1987 Referandumu’na gidilme sebebi 12 Eylül Askerî Darbesi sonrası yapılan 1982 Anayasası’nın Geçici 4. madde ile getirdiği siyasî yasakların kaldırılması talebiydi. Aslında bu değişiklik bütün muhalefet tarafından istendiği için Türkiye Büyük Millet Meclisi’nde çözülebilirdi. Ancak dönemin Başbakanı ve Anavatan Partisi Başkanı (ANAP) Turgut Özal 1980 öncesi siyasî parti liderleri ve feshedilen parlamento üyeleriyle ilgili beş on yıllık yasakların kaldırılmasına karşı çıkmıştı. Özal “hayır” kampanyasını yürütebilmek için Türkiye’yi karış karış gezdi. Turgut Özal’ın maksadı, referandum yoluyla Demirel’in, seçme ve seçilme haklarını elinden almak istiyordu. Ama asil Türk milleti kendi iradesiyle o yasakları kaldırdı. O dönemde Süleyman Demirel Adana’ya gelmişti. Fakat yasaklı hali devam ediyordu.
Adana DYP il başkanı Mahmut Karabucak ve yirmi kişilik bir heyetle havalimanına karşılamaya gittik. Sözü uzatmaya gerek yok. Merhum Süleyman Demirel tam karşımda oturuyordu. Neşeli, nüktedan, rahat tavırlarıyla dikkatleri üstüne çekiyordu. Herkes susmuş pürdikkat bütün gözler onun üzerindeydi. Birbirinden farklı konular gündeme geldi ve konuşuldu. Söz döndü dolaştı, din ve siyaset üzerinde yoğunlaştı. Tamda ve doğrudan Türkiye’nin kaderiyle ilgili olan bu konu üzerine tarihî bir konuşma yapan Süleyman Demirel şöyle dedi:
“Ben hayatımda çok önemli iki şey üzerinde durup ve dikkat ettiğim. Din ve siyaset ilişkisi. Şunu arz etmek istiyorum. Siyasetin kışlaya, üniversiteye ve camiye girmesini hiçbir zaman arzu etmedim. Hep sakındım. Lâkin Cumhuriyet Halk Partisi, siyaseti kışlaya ve üniversiteye taşıdı. Milletin vermediği iktidar hevesini, gayri meşrû zeminlerde arama kalkıştı. Millî Selâmet Partisi (Millî Görüş) ise elindeki anahtarı göstererek camilere siyaseti soktu. Dini alet ederek kutsal mekânları siyaset alanına çevirmeye kalkıştı. Cemaatin içine nifak soktu. Bunun vebali çok büyüktür. Bir de laiklik meselesi var. Türkiye Cumhuriyeti Devleti’nin laik olmasına kimsenin bir diyeceği yok. Ama benim vatandaşıma, bu ülkede laiklik var diye, dinini yaşamasına kimse engel olamaz ve buna hakkı yoktur. Binaenaleyh Türkiye’yi içinden çıkılmaz hale getirdiler.”

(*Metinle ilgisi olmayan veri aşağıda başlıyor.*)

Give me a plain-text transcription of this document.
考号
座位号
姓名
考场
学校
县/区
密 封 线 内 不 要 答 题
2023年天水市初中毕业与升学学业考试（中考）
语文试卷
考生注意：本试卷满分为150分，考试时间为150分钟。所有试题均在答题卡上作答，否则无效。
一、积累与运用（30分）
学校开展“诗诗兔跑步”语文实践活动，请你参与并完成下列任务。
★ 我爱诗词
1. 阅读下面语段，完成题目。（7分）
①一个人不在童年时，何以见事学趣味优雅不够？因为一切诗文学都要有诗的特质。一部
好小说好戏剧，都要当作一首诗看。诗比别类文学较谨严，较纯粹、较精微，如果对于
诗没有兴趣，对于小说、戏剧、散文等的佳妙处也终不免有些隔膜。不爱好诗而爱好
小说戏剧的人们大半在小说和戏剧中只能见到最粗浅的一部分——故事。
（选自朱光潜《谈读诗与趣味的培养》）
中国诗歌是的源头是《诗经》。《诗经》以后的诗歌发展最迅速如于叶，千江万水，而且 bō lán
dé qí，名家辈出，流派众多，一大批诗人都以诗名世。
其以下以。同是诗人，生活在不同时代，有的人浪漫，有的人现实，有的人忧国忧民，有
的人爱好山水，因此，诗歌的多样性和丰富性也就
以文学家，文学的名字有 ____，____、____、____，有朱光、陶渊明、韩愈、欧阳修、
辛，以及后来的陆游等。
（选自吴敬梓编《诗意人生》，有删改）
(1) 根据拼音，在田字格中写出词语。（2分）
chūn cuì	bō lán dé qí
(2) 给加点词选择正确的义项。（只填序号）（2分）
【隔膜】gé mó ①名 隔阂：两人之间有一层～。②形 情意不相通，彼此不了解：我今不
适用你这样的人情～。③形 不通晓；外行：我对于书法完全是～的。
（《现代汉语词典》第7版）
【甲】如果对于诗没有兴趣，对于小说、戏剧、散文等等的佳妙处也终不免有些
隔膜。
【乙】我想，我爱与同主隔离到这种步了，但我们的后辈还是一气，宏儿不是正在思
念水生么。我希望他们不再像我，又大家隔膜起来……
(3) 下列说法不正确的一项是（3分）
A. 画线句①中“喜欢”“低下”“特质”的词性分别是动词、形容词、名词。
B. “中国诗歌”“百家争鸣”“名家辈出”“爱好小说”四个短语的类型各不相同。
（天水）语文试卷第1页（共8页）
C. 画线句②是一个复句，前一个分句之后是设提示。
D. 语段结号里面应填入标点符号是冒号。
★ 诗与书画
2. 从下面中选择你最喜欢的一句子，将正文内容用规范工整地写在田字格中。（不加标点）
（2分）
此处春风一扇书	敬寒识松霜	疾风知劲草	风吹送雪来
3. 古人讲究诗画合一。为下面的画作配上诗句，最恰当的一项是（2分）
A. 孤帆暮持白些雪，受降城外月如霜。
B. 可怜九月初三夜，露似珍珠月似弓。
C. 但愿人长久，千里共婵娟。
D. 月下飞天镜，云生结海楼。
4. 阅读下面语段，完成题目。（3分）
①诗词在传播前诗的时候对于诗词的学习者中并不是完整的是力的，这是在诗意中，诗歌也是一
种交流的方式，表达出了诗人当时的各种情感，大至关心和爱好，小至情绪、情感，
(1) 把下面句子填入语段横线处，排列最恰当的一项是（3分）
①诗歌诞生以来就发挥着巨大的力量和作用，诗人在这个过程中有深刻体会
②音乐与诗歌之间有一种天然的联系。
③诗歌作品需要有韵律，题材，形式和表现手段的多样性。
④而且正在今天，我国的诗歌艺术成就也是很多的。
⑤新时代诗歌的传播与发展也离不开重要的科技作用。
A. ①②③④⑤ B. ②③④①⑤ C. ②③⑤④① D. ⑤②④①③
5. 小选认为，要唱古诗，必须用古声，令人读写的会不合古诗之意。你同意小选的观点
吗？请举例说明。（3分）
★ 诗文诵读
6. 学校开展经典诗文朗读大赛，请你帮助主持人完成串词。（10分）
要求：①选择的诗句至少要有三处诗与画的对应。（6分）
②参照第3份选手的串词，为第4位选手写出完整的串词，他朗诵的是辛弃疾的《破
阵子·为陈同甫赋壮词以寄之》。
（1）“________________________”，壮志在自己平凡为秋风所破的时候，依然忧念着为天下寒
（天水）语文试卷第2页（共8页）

Camilere siyasetin sokulduğu o yıllarda.
Bir Cuma günü, Adana Yağ Camii’nde şimdi hayatta olmayan Adana eski müftüsü kürsüde ateşli konuşmasına Kur’ân’dan âyet okuyarak devam ediyordu: “Allah bu âyette ne diyor, biliyor musunuz? Bakın size Türkçe anlamını söyleyeyim: ‘Kim Allah’ın indirdiğiyle hükmetmezse, onlar tam kâfirlerdir’.” (Maide Sûresi: 44) Cuma namazından sonra, müftü efendiyi bekledim: Efendim (Maide Sûresi: Âyet. 44) okudunuz, Bediüzzaman Münâzarât eserinde o Âyeti şöyle tefsir etmiş: “Kim Allah’ın indirdiğini tasdik etmezse” yani inkâr ederse kâfir olur. Kur’ân’ın genel ruhuna uygun olanda budur. ‘hükmetmezse’ ancak günahkâr olur.
Dedim ve ona Münâzarât eserini hediye ettim.